Grimaldi rivela i dettagli della nuova serie di navi car carrier pronte a navigare ad ammoniaca

Valencia (Spagna) – Quella che il Gruppo Grimaldi si appresta a commissionare a un cantiere navale asiatico sarà una nuova serie di navi car carrier particolarmente flessibili e predisposte per futura alimentazione ad ammoniaca quando i tempi saranno maturi per questo nuovo carburante.

Lo ha rivelato oggi la shipping company partenopea in occasione della XXIV Euromed Convention durante la quale è stato proiettata una slide con il riepilogo delle ultime nuove costruzioni ordinate e delle prossime commesse.

Quello che l’amministratore delegato Emanuele Grimaldi aveva preannunciato a SHIPPING ITALY nelle scorse settimane sarà un ordine per cinque nuove navi multipurpose vehicle carrier in grado di trasportare 210 container, 5.700 metri lineari di carico rotabile e 4.260 auto.
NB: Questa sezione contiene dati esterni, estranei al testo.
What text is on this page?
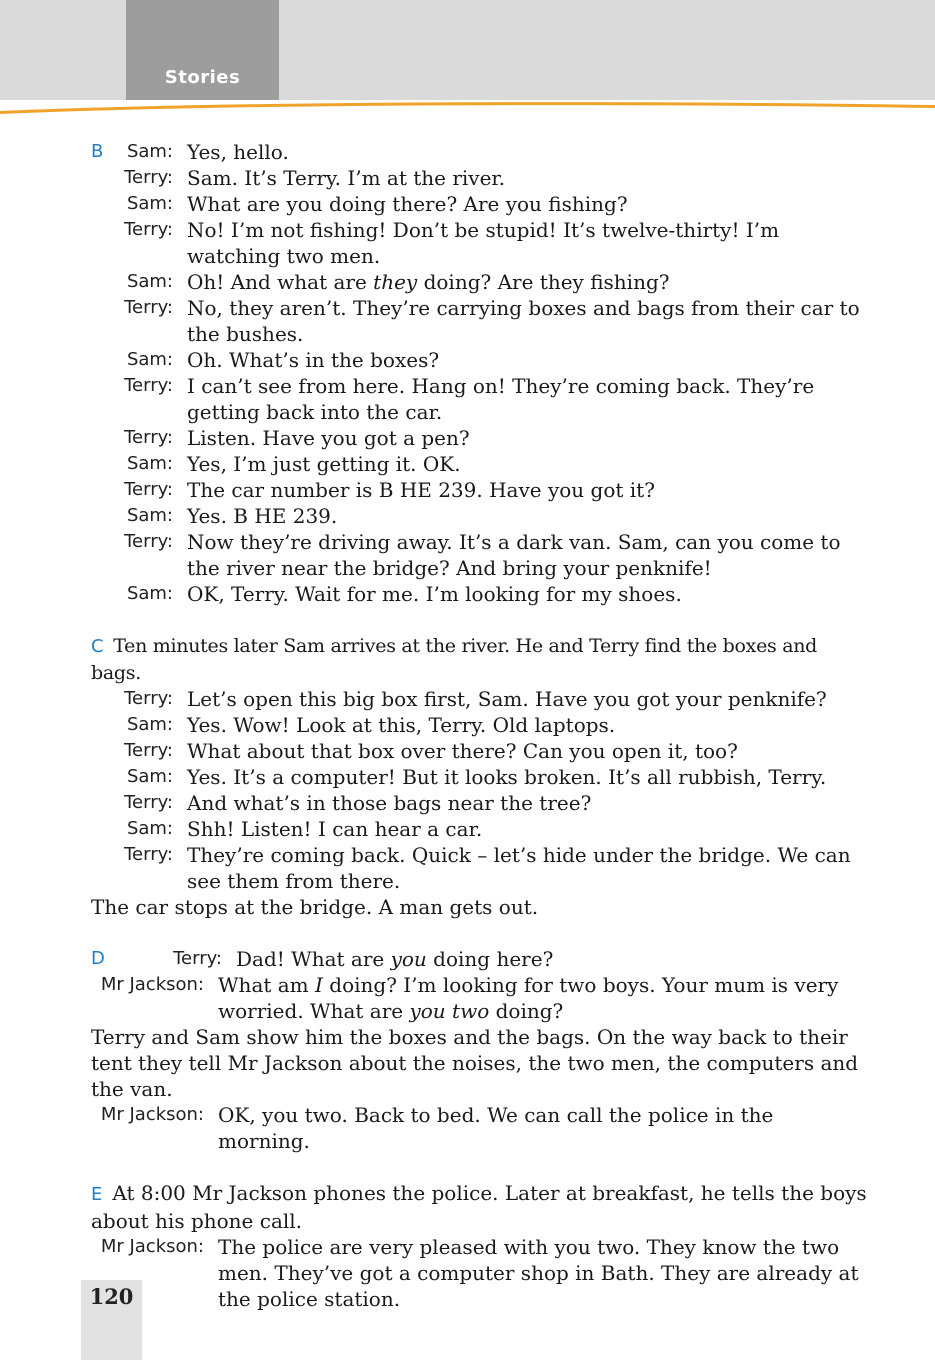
Stories
B	Sam: Yes, hello.
Terry: Sam. It’s Terry. I’m at the river.
Sam: What are you doing there? Are you fishing?
Terry: No! I’m not fishing! Don’t be stupid! It’s twelve-thirty! I’m watching two men.
Sam: Oh! And what are they doing? Are they fishing?
Terry: No, they aren’t. They’re carrying boxes and bags from their car to the bushes.
Sam: Oh. What’s in the boxes?
Terry: I can’t see from here. Hang on! They’re coming back. They’re getting back into the car.
Terry: Listen. Have you got a pen?
Sam: Yes, I’m just getting it. OK.
Terry: The car number is B HE 239. Have you got it?
Sam: Yes. B HE 239.
Terry: Now they’re driving away. It’s a dark van. Sam, can you come to the river near the bridge? And bring your penknife!
Sam: OK, Terry. Wait for me. I’m looking for my shoes.
C Ten minutes later Sam arrives at the river. He and Terry find the boxes and bags.
Terry: Let’s open this big box first, Sam. Have you got your penknife?
Sam: Yes. Wow! Look at this, Terry. Old laptops.
Terry: What about that box over there? Can you open it, too?
Sam: Yes. It’s a computer! But it looks broken. It’s all rubbish, Terry.
Terry: And what’s in those bags near the tree?
Sam: Shh! Listen! I can hear a car.
Terry: They’re coming back. Quick – let’s hide under the bridge. We can see them from there.
The car stops at the bridge. A man gets out.
D	Terry: Dad! What are you doing here?
Mr Jackson: What am I doing? I’m looking for two boys. Your mum is very worried. What are you two doing?
Terry and Sam show him the boxes and the bags. On the way back to their tent they tell Mr Jackson about the noises, the two men, the computers and the van.
Mr Jackson: OK, you two. Back to bed. We can call the police in the morning.
E At 8:00 Mr Jackson phones the police. Later at breakfast, he tells the boys about his phone call.
Mr Jackson: The police are very pleased with you two. They know the two men. They’ve got a computer shop in Bath. They are already at the police station.
120
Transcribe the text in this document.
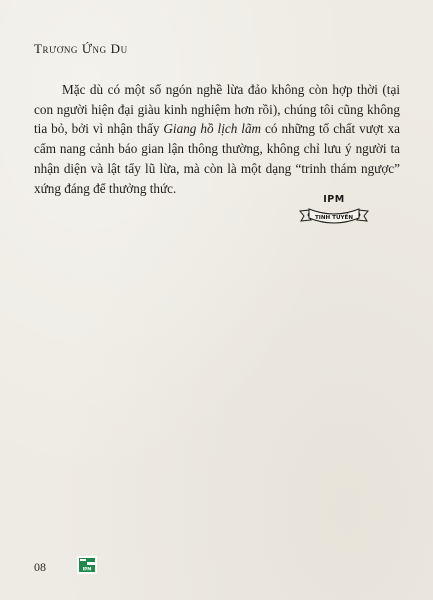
Trương Ứng Du

Mặc dù có một số ngón nghề lừa đảo không còn hợp thời (tại con người hiện đại giàu kinh nghiệm hơn rồi), chúng tôi cũng không tia bỏ, bởi vì nhận thấy Giang hồ lịch lãm có những tố chất vượt xa cẩm nang cảnh báo gian lận thông thường, không chỉ lưu ý người ta nhận diện và lật tẩy lũ lừa, mà còn là một dạng “trinh thám ngược” xứng đáng để thưởng thức.

IPM
TINH TUYỂN
08	IPM
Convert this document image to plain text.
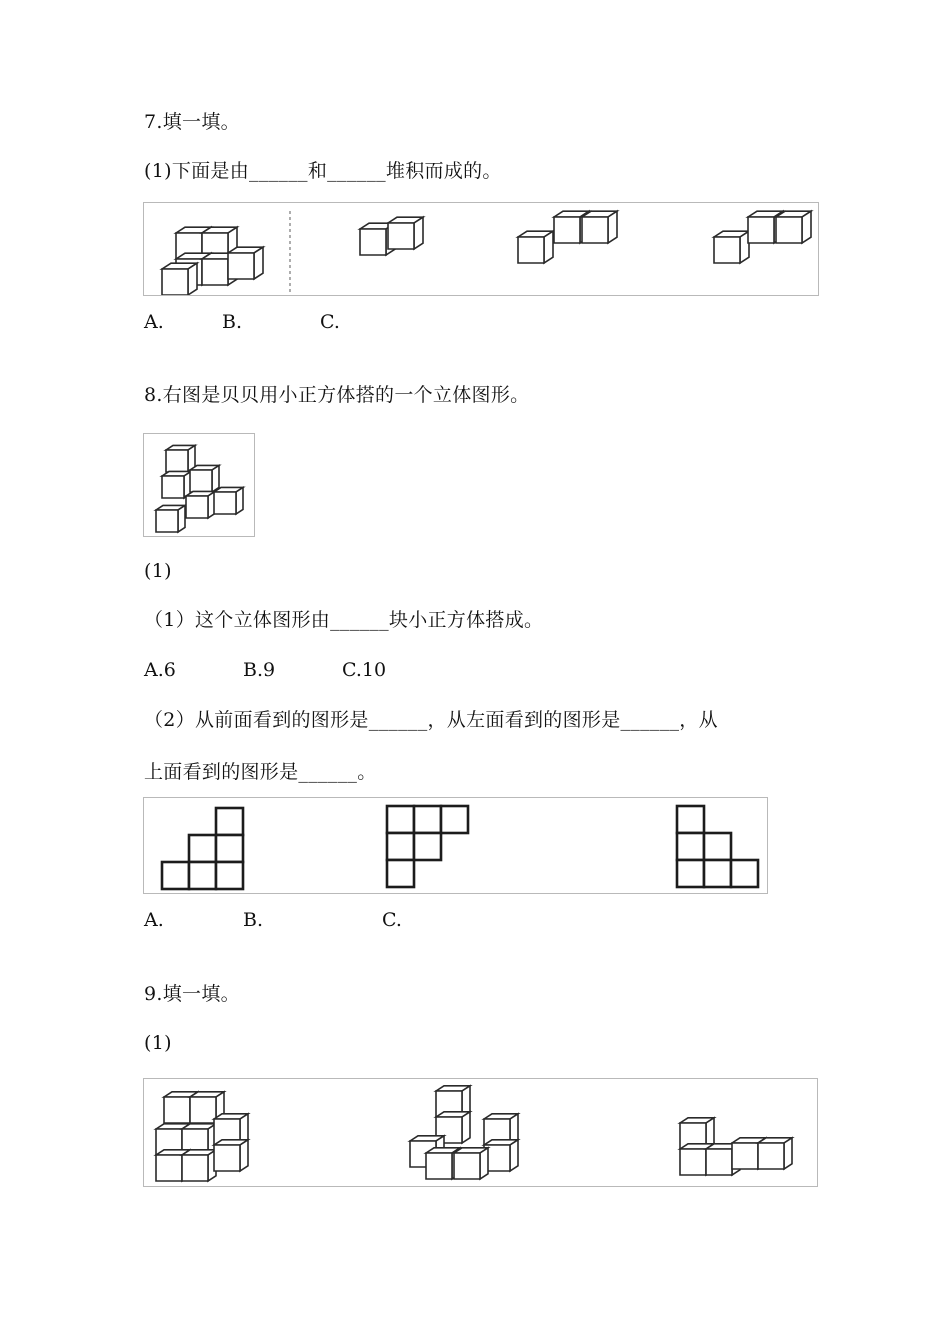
7.填一填。
(1)下面是由______和______堆积而成的。
A.	B.	C.
8.右图是贝贝用小正方体搭的一个立体图形。
(1)
（1）这个立体图形由______块小正方体搭成。
A.6	B.9	C.10
（2）从前面看到的图形是______，从左面看到的图形是______，从
上面看到的图形是______。
A.	B.	C.
9.填一填。
(1)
Non solo: saranno le prime navi del gruppo (e fra le prime a livello mondiale) predisposte per la propulsione ad ammoniaca che non a caso lo stesso Grimaldi durante la convention ha detto di considerare come “la soluzione per il futuro” in materia di carburanti per il trasporto marittimo. “Stiamo ancora facendo delle modifiche al progetto ma siamo quasi pronti a lanciare i tender entro fine anno” ha detto l’a.d. del gruppo. Che dice di aspettarsi dai cantieri “un prezzo più alto perchè il costo del petrolio e del ferro è salito. Almeno circa 10 milioni di dollari in più a nave”.

Oltre a essere ammonia-ready le new building avranno anche pannelli solari fotovoltaici, sistemi di propulsione innovativi e altre innovazioni tecnologiche per rendere la navigazione il più possibile efficiente ed eco-sostenibile.

Il gruppo si dimostra innovativo anche dal punto di vista finanziario con la scelta di ‘accelerare’ l’ammortamento delle sue navi attualmente in flotta riducendolo di 5 anni (in media finora la vita utile di ogni asset era di circa 25-30 anni) in vista di una loro più rapida obsolescenza resa inevitabile dalla transizione ecologica, in particolare dai nuovi carburanti e dai sistemi di propulsione. Una scelta che “peserà sul bilancio del gruppo un centinaio di milioni di euro” ma che rappresenta al tempo stesso un segnale chiaro, anche per altre realtà armatoriali concorrenti (e non), della rapidità con cui il mercato navale sta evolvendo. A questo proposito Grimaldi ha affermato: “Abbiamo oltre 2 miliardi di euro di investimenti in corso ma vado ripetendo che bisogna fare di più”.